Su FrontierMath, il post di lancio di GPT-5.6 riporta l’89% sui Tier da 1 a 3 e l’83% sul Tier 4. Epoch AI, che gestisce il set privato, ha verificato GPT-5.5 Pro al 39,6% sul Tier 4. Sono due numeri che raccontano due mondi diversi. Non è necessariamente disonestà: cambiano il modello, il budget di calcolo, il set (pubblico o privato) e le regole di scoring. Ma se prendete la cifra del blog post e la incollate accanto a quella di Epoch in una slide, state confrontando due cose che non hanno niente in comune.
Lo stesso vale per Humanity’s Last Exam. Un’indagine di FutureHouse del luglio 2025 stimava che circa il 30% delle risposte di riferimento nelle domande testuali di chimica e biologia potesse essere sbagliato. Il team del benchmark ha replicato in parte i risultati e ha annunciato un processo di revisione continua. Un punteggio del 47% su un test in cui una risposta su tre potrebbe essere errata va maneggiato con cura.
Come valutare oggi un modello di ragionamento
Tre criteri, in ordine di utilità decrescente.
Uno: l’errore di calibrazione, non l’accuratezza. Se il vostro caso d’uso prevede una revisione umana, un modello meno accurato ma ben calibrato produce meno lavoro di un modello più accurato e sicuro di sé. Scale SEAL è oggi una delle poche fonti che pubblica il dato.

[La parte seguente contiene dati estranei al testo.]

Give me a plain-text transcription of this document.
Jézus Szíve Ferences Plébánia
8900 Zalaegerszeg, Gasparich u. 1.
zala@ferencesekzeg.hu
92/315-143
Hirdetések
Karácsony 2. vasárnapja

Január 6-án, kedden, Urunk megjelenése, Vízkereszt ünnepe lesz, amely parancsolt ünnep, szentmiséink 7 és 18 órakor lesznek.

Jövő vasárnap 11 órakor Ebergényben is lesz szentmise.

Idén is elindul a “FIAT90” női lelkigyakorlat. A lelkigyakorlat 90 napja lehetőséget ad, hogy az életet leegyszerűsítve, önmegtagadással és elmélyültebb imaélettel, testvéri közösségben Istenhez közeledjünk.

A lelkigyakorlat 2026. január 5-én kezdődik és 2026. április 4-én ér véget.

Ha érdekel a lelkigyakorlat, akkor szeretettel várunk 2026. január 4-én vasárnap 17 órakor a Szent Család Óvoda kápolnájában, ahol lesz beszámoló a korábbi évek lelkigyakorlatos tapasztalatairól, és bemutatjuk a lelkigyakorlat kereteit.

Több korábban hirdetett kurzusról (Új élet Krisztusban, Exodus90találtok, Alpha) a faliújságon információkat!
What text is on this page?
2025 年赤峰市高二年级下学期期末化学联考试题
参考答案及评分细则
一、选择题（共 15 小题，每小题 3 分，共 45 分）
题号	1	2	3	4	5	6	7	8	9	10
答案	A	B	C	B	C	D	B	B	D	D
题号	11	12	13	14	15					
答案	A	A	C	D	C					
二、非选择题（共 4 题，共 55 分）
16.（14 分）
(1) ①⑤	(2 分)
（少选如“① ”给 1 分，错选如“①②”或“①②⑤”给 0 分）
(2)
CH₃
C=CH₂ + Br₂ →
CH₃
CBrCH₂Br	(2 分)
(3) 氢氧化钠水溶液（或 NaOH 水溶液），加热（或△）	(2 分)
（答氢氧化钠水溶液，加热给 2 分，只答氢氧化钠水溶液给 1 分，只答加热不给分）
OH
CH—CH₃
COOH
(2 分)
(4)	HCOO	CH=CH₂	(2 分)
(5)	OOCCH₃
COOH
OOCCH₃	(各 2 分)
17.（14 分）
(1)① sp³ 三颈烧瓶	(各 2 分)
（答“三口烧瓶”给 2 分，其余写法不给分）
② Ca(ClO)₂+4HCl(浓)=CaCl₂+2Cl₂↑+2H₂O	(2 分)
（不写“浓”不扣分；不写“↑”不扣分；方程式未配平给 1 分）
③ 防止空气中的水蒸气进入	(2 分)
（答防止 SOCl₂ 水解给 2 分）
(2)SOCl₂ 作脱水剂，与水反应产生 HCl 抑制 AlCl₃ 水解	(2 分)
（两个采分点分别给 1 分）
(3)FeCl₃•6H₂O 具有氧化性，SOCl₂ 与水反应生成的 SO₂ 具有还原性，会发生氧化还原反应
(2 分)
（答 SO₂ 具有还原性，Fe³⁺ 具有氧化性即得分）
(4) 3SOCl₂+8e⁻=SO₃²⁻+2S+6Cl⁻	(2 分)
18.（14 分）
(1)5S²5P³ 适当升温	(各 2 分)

Due: il costo per task, non per token. Artificial Analysis riporta nell’Intelligence Index v4.1 il tempo, il costo e i token in output per singolo task. La forbice è ampia: si va da circa un minuto e mezzo per task su Grok 4.3 a tredici minuti e mezzo su Claude Sonnet 4.6 in modalità massima. Su un carico di lavoro reale la differenza è enorme.
Tre: la freschezza del benchmark. GPQA Diamond è di fatto saturo e diversi aggregatori lo hanno già declassato a riferimento non ponderato. ARC-AGI-2 lo sarà entro pochi mesi. Un punteggio su un benchmark saturo non contiene informazione.
Il ragionamento grezzo, ormai, si compra a poco da chiunque. Quello che ancora non si compra è un modello che sappia dire “non lo so”.